En ce qui concerne la tarification, Vermorel affirme que les marques de luxe abordent la fixation des prix différemment des marques de mode classiques. Les véritables marques de luxe ne pratiquent jamais de réductions ou de promotions parce que cela nuirait à leur image et à leur valeur perçue. Les clients qui dépensent une somme importante pour un article de luxe ne veulent pas le voir rabaisser peu de temps après. La tarification des marques de luxe vise à créer une valeur durable et pérenne. Par exemple, des horlogers prestigieux ont positionné leurs produits comme des investissements dont la valeur peut augmenter avec le temps. Le défi pour les marques de luxe est de fixer les prix des nouveaux produits qui contribueront à développer leur marché tout en augmentant la valeur perçue, leur permettant ainsi de facturer davantage à l’avenir. Ce cercle vertueux de croissance peut conduire à des produits encore plus désirables, renforçant ainsi la réputation et le succès de la marque.

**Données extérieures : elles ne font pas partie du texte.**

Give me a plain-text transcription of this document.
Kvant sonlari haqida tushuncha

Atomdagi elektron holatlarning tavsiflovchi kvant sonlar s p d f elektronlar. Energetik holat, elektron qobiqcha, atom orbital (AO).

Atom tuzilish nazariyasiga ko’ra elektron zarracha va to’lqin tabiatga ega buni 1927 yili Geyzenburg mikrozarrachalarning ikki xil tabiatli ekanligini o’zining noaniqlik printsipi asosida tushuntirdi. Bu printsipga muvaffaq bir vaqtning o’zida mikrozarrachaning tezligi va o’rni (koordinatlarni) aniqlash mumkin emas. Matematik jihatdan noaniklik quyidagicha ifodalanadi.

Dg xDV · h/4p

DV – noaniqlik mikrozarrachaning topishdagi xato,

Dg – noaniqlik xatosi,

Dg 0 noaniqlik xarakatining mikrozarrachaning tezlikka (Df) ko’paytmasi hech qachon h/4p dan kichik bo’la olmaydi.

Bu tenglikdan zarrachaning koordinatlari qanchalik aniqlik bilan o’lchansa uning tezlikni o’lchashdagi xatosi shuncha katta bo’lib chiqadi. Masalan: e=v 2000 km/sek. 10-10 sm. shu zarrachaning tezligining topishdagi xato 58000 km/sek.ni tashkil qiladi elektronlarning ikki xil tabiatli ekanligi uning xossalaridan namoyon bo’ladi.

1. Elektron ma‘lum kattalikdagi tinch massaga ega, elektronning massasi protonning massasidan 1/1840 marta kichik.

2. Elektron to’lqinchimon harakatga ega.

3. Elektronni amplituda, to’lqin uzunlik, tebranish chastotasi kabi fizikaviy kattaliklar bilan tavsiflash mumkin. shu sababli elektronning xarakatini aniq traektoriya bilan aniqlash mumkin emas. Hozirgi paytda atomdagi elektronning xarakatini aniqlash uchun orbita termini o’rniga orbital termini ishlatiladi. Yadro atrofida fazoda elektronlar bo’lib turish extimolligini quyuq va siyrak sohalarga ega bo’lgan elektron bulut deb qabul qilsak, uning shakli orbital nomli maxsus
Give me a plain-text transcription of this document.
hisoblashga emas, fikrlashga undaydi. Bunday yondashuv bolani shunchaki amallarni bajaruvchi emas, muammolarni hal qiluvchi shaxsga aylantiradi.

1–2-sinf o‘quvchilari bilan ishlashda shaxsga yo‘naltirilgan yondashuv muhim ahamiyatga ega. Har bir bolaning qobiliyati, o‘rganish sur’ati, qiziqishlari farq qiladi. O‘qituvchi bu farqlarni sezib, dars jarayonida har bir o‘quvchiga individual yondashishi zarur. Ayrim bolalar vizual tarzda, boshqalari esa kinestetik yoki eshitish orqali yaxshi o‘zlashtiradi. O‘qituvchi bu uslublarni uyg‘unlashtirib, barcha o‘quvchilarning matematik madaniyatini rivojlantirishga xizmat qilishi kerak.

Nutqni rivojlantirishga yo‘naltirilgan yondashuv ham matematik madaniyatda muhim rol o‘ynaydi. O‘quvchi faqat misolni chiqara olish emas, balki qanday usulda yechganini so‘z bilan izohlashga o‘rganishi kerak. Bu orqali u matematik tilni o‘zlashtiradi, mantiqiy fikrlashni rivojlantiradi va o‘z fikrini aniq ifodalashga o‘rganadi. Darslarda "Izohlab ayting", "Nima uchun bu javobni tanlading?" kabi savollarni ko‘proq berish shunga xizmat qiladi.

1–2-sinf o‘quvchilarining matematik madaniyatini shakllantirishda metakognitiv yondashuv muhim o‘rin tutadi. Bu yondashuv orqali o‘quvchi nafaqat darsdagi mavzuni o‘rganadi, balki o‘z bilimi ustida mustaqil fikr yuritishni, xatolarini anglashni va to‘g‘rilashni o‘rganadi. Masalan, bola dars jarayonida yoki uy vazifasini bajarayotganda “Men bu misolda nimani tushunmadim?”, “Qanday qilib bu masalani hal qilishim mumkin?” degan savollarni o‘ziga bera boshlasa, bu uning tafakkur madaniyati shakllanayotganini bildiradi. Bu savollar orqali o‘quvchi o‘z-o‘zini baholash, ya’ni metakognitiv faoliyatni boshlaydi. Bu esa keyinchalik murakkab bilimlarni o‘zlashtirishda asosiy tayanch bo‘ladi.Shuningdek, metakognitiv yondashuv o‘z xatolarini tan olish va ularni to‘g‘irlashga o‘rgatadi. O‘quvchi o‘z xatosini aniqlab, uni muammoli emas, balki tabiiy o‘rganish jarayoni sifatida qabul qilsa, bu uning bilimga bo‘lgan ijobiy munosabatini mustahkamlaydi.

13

Les marques de luxe évitent souvent les soldes ou promotions afin de préserver l’exclusivité et la haute valeur de leurs produits. Pour gérer les excédents de stocks, elles recourent parfois à la destruction ou au recyclage des matériaux. Par exemple, dans le cas des bijoux et des montres, les métaux précieux et les pierres précieuses peuvent être recyclés en de nouveaux produits. Dans le cas des vêtements ou des articles en cuir, la destruction peut être la seule option.

Vermorel souligne l’importance de fixer correctement les prix dès le départ, car une fois qu’un produit est vendu, les marques ne peuvent pas réduire son prix sans risquer de mécontenter les clients. Toutefois, augmenter les prix peut constituer une stratégie viable pour améliorer la valeur perçue. Il aborde également le défi de l’optimisation quantitative de la stratégie de tarification et d’assortiment tout en tenant compte de la grande diversité des produits, des marchés et des tendances.

L’approche de Lokad pour traiter les schémas de demande complexes et sporadiques dans le marché des produits de luxe consiste à utiliser des outils et techniques statistiques. Vermorel explique que lorsqu’on est confronté à de faibles volumes de ventes par produit et par magasin, disposer d’un grand nombre de magasins permet d’effectuer des analyses statistiques plus précises. De plus, les marques de luxe devraient prendre en compte les clients fidèles qui représentent une part importante de leurs ventes.

Lokad a développé des modèles qui prennent en compte les relations entre les magasins, les produits et les clients afin de permettre une prise de décision plus éclairée. Ces modèles aident les marques de luxe à faire des choix concernant l’assortiment de produits à conserver dans chaque magasin et la gestion efficace des stocks. Le principal défi pour ces marques n’est pas de décider du nombre d’unités à détenir en stock, mais plutôt de déterminer quels produits proposer dans chaque magasin pour maximiser les ventes et maintenir la satisfaction des clients.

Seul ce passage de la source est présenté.